Legal & Documentation

Power of Attorney for Property Purchase: When You Need It and How It Works

PN
Priya Natarajan
Legal & Documentation Specialist
|10 April 2025|5 min read

NRIs and busy buyers often use Power of Attorney for property transactions. But POA-based property purchases carry risks that many buyers don't understand until something goes wrong.

What is Power of Attorney in Property Context?

A Power of Attorney (POA) is a legal document where one person (the principal) authorises another person (the agent/attorney) to act on their behalf in specific legal matters, including property transactions.

In property buying, two types of POA are relevant:

**1. Buyer's POA:** You are buying but can't attend the registration. You give POA to a trusted person (family member, lawyer) to sign documents on your behalf.

**2. Seller's POA:** The seller can't be present and has given POA to someone to sell on their behalf.

When Buyer's POA Is Legitimate

This is standard practice for NRIs — you're in the US, UK, Singapore, or the Gulf; attending the registration in Chennai is impractical.

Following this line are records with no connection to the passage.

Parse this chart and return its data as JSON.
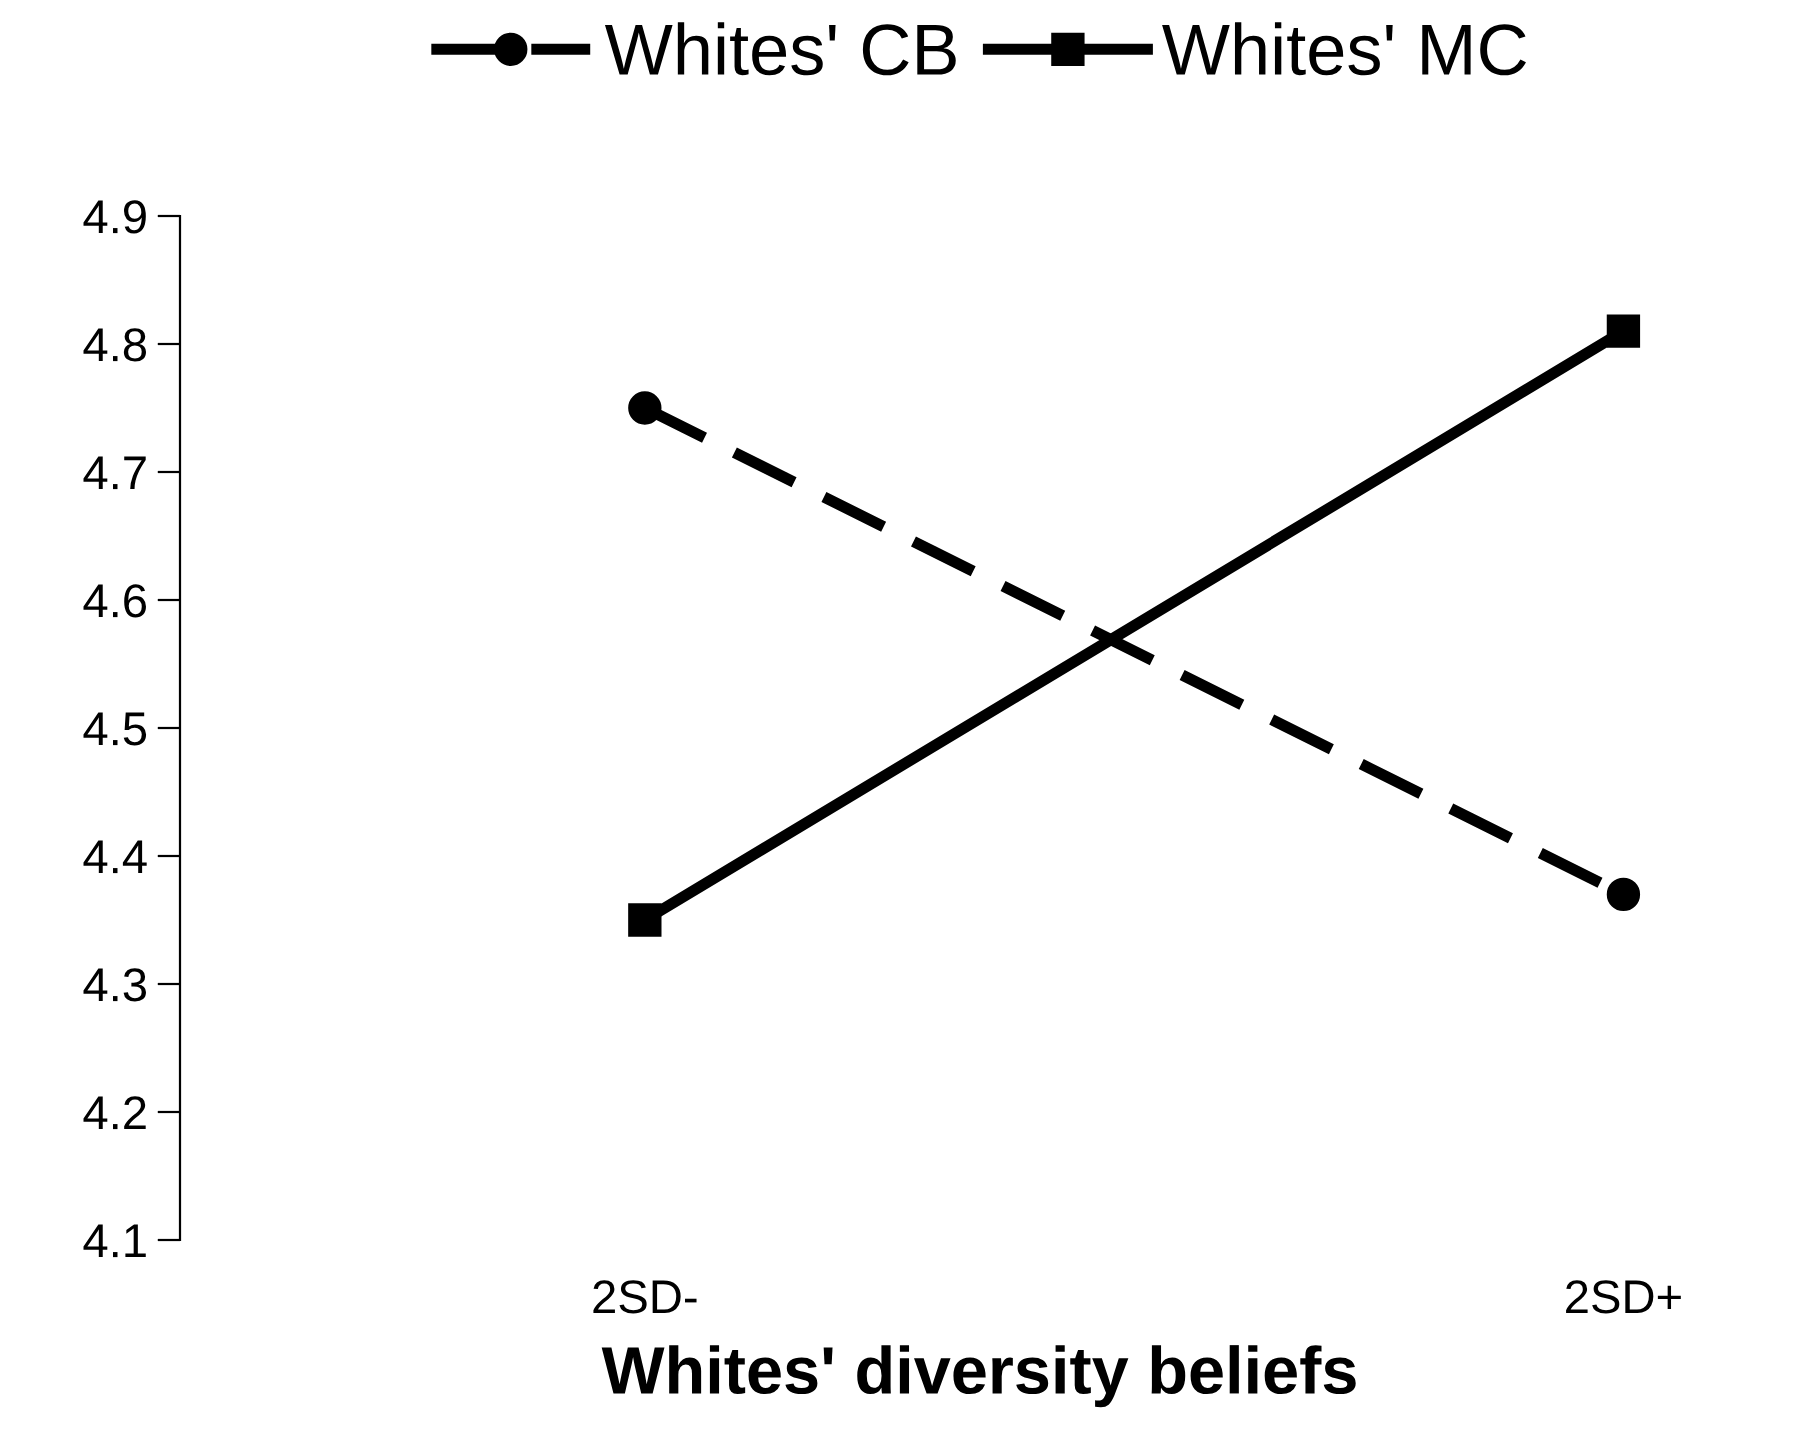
{
  "chart_data": {
    "type": "line",
    "xlabel": "Whites' diversity beliefs",
    "categories": [
      "2SD-",
      "2SD+"
    ],
    "series": [
      {
        "name": "Whites' CB",
        "color": "#000000",
        "values": [
          4.75,
          4.37
        ],
        "marker": "circle",
        "line_style": "dashed"
      },
      {
        "name": "Whites' MC",
        "color": "#000000",
        "values": [
          4.35,
          4.81
        ],
        "marker": "square",
        "line_style": "solid"
      }
    ],
    "ylim": [
      4.1,
      4.9
    ],
    "yticks": [
      4.1,
      4.2,
      4.3,
      4.4,
      4.5,
      4.6,
      4.7,
      4.8,
      4.9
    ],
    "grid": false,
    "legend": "top"
  }
}
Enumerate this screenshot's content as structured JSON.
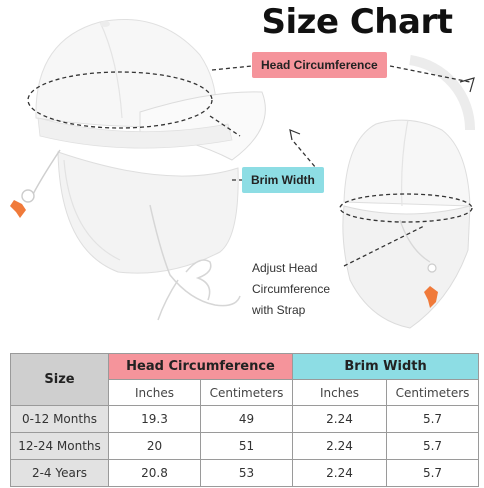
{
  "title": "Size Chart",
  "labels": {
    "head_circumference": "Head Circumference",
    "brim_width": "Brim Width",
    "adjust_note": [
      "Adjust Head",
      "Circumference",
      "with Strap"
    ]
  },
  "colors": {
    "pink": "#f5949b",
    "cyan": "#8ddde4",
    "gray_header": "#cfcfcf",
    "gray_row": "#e2e2e2",
    "toggle_orange": "#f07a3a"
  },
  "table": {
    "size_header": "Size",
    "group_head": "Head Circumference",
    "group_brim": "Brim Width",
    "sub_headers": [
      "Inches",
      "Centimeters",
      "Inches",
      "Centimeters"
    ],
    "rows": [
      {
        "size": "0-12 Months",
        "head_in": "19.3",
        "head_cm": "49",
        "brim_in": "2.24",
        "brim_cm": "5.7"
      },
      {
        "size": "12-24 Months",
        "head_in": "20",
        "head_cm": "51",
        "brim_in": "2.24",
        "brim_cm": "5.7"
      },
      {
        "size": "2-4 Years",
        "head_in": "20.8",
        "head_cm": "53",
        "brim_in": "2.24",
        "brim_cm": "5.7"
      }
    ]
  },
  "icons": [
    "hat-front-illustration",
    "hat-back-illustration",
    "strap-toggle-icon"
  ]
}
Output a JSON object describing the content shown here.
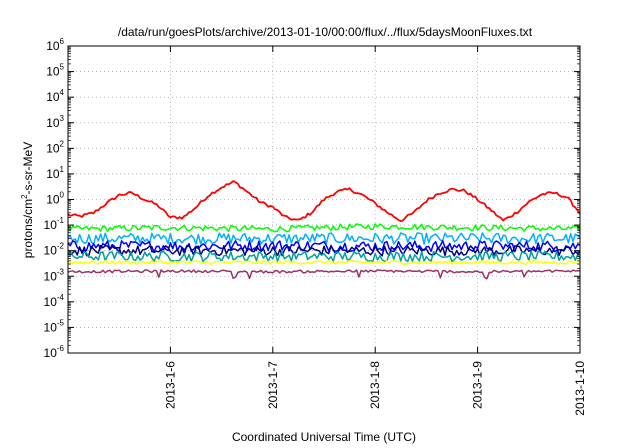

You give a POA to your parent, sibling, or lawyer to represent you.

Requirements for a valid buyer's POA:

  • Must be notarised in the country where you reside
  • Must be attested by the Indian Embassy/Consulate in that country (apostille required)
  • Must be adjudicated (stamped) at the District Collector's office in Tamil Nadu before use
  • The POA must specifically authorise the property purchase — general POA may not be sufficient
  • Seller's POA: Where Risk Enters

    When you're buying a property and the seller is represented by a POA holder, the risk profile changes significantly.

    Questions to answer before proceeding: 1. Is the POA currently valid (not expired, not revoked)? 2. Is the principal (actual owner) still alive? (POA is extinguished on death of principal) 3. Does the POA specifically authorise the sale of this property? 4. Is the POA registered?

    How to verify: Call the principal directly if possible. Check whether any "revocation of POA" is registered at the SRO (a revocation can be registered, and if so, the original POA is invalid).

    The GPA-Sale Controversy

    Courts have repeatedly ruled that a General Power of Attorney (GPA) combined with a possession agreement and a Will (the "GPA-Sale" practice) does not constitute valid property transfer — ownership transfer requires registration of a proper Sale Deed.

    If anyone offers to "transfer" a property to you via GPA + Will without a Sale Deed, walk away. This is not a legally secure transaction regardless of how it's presented.

    Our Recommendation

    If buying through a seller's POA: have your independent lawyer verify the POA, confirm the principal is alive and aware of the sale, and insist on the principal directly confirming (by video call if they're abroad) before proceeding. It's extra work but eliminates the most common POA fraud scenarios.